Update: Microsoft launches Windows Azure for the cloud

Microsoft's scalable hosting environment aims to help developers build applications spanning from the cloud to the datacenter and PCs, the Web, and phones

At Microsoft's PDC (Professional Developers Conference) in Los Angeles, Chief Software Architect Ray Ozzie unveiled the company's much-anticipated cloud computing platform, dubbed Windows Azure.

Primarily a platform for developers, Windows Azure plays host to the .Net Framework, SQL Server, SharePoint, Dynamics CRM, and an offering called Live Services, which, according to Ozzie, will extend Azure services "outward" to connect with locally running Microsoft software. Using this rich environment, developers will be able to build and deploy Web applications and services running on Microsoft's worldwide infrastructure of datacenters.

[ For more news from Microsoft's Professional Developers Conference, check out InfoWorld's special report. ]

Previously known as Project Red Dog, Windows Azure "is a scalable hosting environment for you to deploy your apps in our cloud," said Microsoft corporate vice president Amitabh Srivastava, one of the key players behind the platform.

"Windows Azure is a new Windows offering at the Web tier of computing," Ozzie said. "This represents a significant extension" of the Windows computing platform, he said.

Windows Azure serves as the underlying foundation of the Azure Services Platform, which helps developers build applications spanning from the cloud to the datacenter and PCs, the Web, and phones, Microsoft said.

Cloud-based developer capabilities are combined with storage, computational, and network infrastructure services. A limited Community Technology Preview of the Azure Services Platform is being made available at PDC. A road map for Azure is set to be revealed in 2009.

Key components of Azure Services Platform include the following:

-- Windows Azure, for service hosting and management and low-level scalable storage, computation, and networking.

-- Microsoft SQL Services, for database services and reporting.

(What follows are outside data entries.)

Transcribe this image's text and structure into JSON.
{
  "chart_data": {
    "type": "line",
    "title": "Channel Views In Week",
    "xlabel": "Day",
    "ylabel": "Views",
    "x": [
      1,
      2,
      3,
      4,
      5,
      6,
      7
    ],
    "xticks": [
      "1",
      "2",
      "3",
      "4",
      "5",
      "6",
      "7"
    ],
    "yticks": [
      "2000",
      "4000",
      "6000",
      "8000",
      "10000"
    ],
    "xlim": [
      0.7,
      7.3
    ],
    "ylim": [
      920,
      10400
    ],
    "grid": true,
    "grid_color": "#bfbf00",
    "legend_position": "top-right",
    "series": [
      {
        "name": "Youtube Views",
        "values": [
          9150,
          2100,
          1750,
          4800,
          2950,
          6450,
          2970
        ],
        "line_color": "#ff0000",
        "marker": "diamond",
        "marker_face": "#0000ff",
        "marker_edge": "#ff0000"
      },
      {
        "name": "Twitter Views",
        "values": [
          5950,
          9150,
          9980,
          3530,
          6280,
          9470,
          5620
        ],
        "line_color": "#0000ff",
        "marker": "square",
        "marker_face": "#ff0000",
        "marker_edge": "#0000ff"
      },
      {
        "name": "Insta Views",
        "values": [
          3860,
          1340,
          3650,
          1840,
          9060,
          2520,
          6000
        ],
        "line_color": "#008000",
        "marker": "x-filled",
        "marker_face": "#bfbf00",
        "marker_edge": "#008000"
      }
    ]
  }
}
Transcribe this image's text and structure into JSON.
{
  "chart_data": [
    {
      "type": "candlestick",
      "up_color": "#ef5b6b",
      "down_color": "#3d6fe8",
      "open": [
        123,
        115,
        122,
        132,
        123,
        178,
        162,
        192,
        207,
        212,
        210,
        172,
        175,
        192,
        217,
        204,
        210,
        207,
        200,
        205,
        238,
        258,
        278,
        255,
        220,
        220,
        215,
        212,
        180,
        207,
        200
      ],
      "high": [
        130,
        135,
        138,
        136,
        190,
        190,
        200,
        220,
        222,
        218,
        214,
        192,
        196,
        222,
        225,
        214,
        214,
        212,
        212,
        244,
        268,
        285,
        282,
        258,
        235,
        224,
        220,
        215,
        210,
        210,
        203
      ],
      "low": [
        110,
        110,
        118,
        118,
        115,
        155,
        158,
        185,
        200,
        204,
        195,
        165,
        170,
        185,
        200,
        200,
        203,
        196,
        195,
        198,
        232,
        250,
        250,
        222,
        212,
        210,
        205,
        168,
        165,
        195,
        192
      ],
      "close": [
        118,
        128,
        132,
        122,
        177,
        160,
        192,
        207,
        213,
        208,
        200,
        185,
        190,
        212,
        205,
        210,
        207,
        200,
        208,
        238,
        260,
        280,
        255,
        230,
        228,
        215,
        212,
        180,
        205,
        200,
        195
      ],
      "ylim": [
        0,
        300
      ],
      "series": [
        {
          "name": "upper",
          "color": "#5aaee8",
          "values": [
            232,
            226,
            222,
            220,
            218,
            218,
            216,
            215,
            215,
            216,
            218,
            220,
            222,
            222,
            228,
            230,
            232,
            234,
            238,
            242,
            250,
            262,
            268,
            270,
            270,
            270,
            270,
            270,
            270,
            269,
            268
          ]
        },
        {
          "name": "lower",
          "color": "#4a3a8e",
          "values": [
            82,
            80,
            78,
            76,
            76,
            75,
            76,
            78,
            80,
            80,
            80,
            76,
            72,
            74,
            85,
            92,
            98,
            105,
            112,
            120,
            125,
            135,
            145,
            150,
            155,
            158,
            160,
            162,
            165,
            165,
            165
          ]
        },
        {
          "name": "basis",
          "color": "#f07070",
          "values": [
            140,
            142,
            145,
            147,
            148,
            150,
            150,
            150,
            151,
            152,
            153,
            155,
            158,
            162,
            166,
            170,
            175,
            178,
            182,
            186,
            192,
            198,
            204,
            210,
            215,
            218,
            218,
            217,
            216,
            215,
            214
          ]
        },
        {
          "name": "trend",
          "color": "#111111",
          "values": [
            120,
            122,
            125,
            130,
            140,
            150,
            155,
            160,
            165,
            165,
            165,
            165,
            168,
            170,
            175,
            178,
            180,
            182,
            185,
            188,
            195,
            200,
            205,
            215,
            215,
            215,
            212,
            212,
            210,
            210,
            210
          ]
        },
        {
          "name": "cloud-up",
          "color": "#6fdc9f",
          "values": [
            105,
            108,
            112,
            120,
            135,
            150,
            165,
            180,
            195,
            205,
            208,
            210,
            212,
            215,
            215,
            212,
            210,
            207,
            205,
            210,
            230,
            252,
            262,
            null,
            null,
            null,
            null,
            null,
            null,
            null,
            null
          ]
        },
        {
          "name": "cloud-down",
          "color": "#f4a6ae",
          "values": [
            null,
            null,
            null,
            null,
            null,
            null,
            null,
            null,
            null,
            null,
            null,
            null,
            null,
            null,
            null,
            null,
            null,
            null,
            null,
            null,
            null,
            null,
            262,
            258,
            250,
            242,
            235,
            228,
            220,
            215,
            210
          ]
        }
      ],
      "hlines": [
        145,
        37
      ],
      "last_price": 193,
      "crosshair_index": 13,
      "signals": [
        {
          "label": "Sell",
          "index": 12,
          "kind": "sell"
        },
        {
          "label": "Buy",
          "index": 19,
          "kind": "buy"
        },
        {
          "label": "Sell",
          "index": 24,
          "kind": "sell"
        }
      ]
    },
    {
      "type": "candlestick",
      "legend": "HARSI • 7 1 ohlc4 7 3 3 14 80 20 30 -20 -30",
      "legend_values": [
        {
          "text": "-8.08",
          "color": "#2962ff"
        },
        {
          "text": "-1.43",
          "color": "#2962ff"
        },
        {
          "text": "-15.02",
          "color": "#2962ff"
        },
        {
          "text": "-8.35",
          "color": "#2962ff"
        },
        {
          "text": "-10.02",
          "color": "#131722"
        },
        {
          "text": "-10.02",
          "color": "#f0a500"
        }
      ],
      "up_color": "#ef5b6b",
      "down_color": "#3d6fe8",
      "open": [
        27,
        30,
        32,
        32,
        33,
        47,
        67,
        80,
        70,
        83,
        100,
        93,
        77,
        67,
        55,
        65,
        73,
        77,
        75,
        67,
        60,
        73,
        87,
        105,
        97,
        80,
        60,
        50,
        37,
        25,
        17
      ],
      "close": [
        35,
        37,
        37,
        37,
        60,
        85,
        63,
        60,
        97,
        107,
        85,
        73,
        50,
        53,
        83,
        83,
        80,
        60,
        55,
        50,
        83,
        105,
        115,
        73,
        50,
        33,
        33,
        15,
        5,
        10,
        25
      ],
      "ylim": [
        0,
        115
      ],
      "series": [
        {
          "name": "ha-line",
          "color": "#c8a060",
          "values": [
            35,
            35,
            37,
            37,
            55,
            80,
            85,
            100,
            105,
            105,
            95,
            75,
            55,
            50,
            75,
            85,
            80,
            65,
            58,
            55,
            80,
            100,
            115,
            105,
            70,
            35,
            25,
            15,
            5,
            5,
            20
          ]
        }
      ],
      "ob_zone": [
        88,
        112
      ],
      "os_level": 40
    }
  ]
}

-- Microsoft .Net Services, which are service-based implementations of .Net Framework concepts such as workflow. .Net Services previously was called BizTalk Services. "The services themselves, we found, were actually more identifiable to the .Net community than BizTalk," said Steve Martin, Microsoft senior product management director in the company’s Connected Systems Division.

-- Live Services, for sharing, storing, and synchronizing documents, photos, and files across PCs, phones, PC applications, and Web sites.

-- Microsoft SharePoint Services and Microsoft Dynamics CRM Services for business content, collaboration, and solution development in the cloud.

Azure was compared to Amazon's Elastic Compute Cloud (EC2) services platform by a PDC attendee interviewed after the morning presentations.

"I think it's certainly Microsoft's answer to Amazon's EC2 platform," said Joshua Lane, software developer at InRule Technology. "Amazon just announced that they’re going to be able to host Windows in the cloud and that sort of thing so this is Microsoft's answer to that."

Another attendee, Suhas Mallya, data architect at Aztecsoft, said Azure "looks impressive."

"First of all, it builds on something that people are already familiar with," the Windows platform, said Mallya.

He did add it was a little too early to determine whether Microsoft can succeed with Azure. "I found the demos a little slow," Mallya said.

Ozzie couched the announcement as long in coming. At last, he said, Microsoft could tell the "complete story" of Microsoft's transition to services. "We are deeply and genuinely combining the best of software with the best of services," said Ozzie.

Azure services will be accessible from technologies such as HTTP, REST, the WS* specifications, and Atom, said Microsoft's Sam Ramji, senior director of platform strategy, in a blog post on Monday.

"The Azure platform's goal is to support all developers and their choice of IDE, language, and technology," Ramji said. "We are also providing programmable components that can be consumed by other applications, and Microsoft is funding and sponsoring open source software development kits to enable Java and Ruby developers to take advantage of Azure."

Proofs of concept have been delivered showing how open source developers can build applications to run as services, such as a developer using the Eclipse IDE to write a C# application that runs on Windows Azure, Ramji said.